Quick question about a persistent 504 Gateway Timeout occurring during the model training phase for our custom predictive routing integration. We are deploying a Premium App via the AppFoundry platform that leverages the POST /api/v2/predictiverouting/models endpoint to initiate training cycles based on historical interaction data pulled from our external CRM. The integration uses a dedicated service principal with full administrative scope, so permissions are not the bottleneck here. The issue manifests specifically when the dataset exceeds 50,000 records, causing the Genesys Cloud platform to drop the connection before returning a job ID.

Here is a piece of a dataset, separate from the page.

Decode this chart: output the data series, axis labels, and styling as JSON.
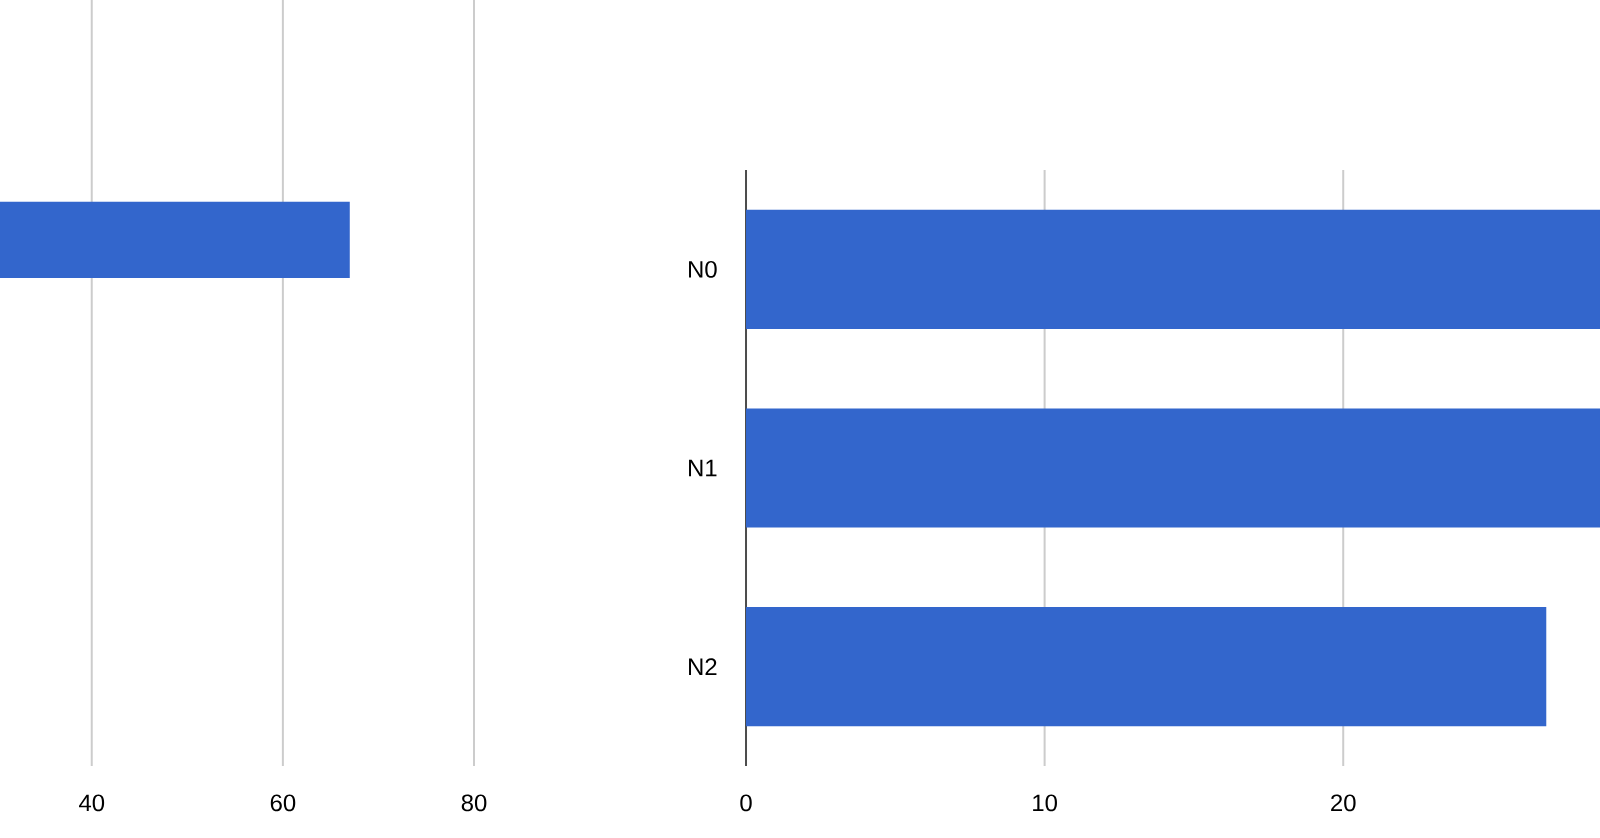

The environment is configured for the US East region, and we are using the latest version of the Python SDK (v2.14.3) for the initial trigger. Interestingly, manual testing via Postman with smaller datasets succeeds without issue, returning a 202 Accepted status immediately. However, when the automated job queue pushes larger batches through our middleware, the timeout occurs consistently at the 30-second mark. We have verified that the underlying API calls for data ingestion (/api/v2/predictiverouting/interactions) complete successfully and the data is visible in the Genesys Cloud analytics dashboard before the training trigger fires.
We suspect this might be related to the asynchronous processing limits imposed on AppFoundry-hosted applications or a specific rate-limiting behavior tied to the predictiverouting scope. The logs from our side show no errors, simply a hanging request until the gateway timeout. Has anyone encountered similar latency issues when triggering predictive model retraining via API at scale? We are looking to avoid falling back to manual UI triggers for our enterprise clients.
Any insights into whether there is a recommended pagination strategy for the training payload or a specific header we might be missing to optimize the handshake would be greatly appreciated. We are currently evaluating if moving the aggregation logic entirely server-side within Genesys Cloud via Data Actions might bypass this bottleneck, but we want to confirm if the API endpoint itself has a hard ceiling for initial request complexity.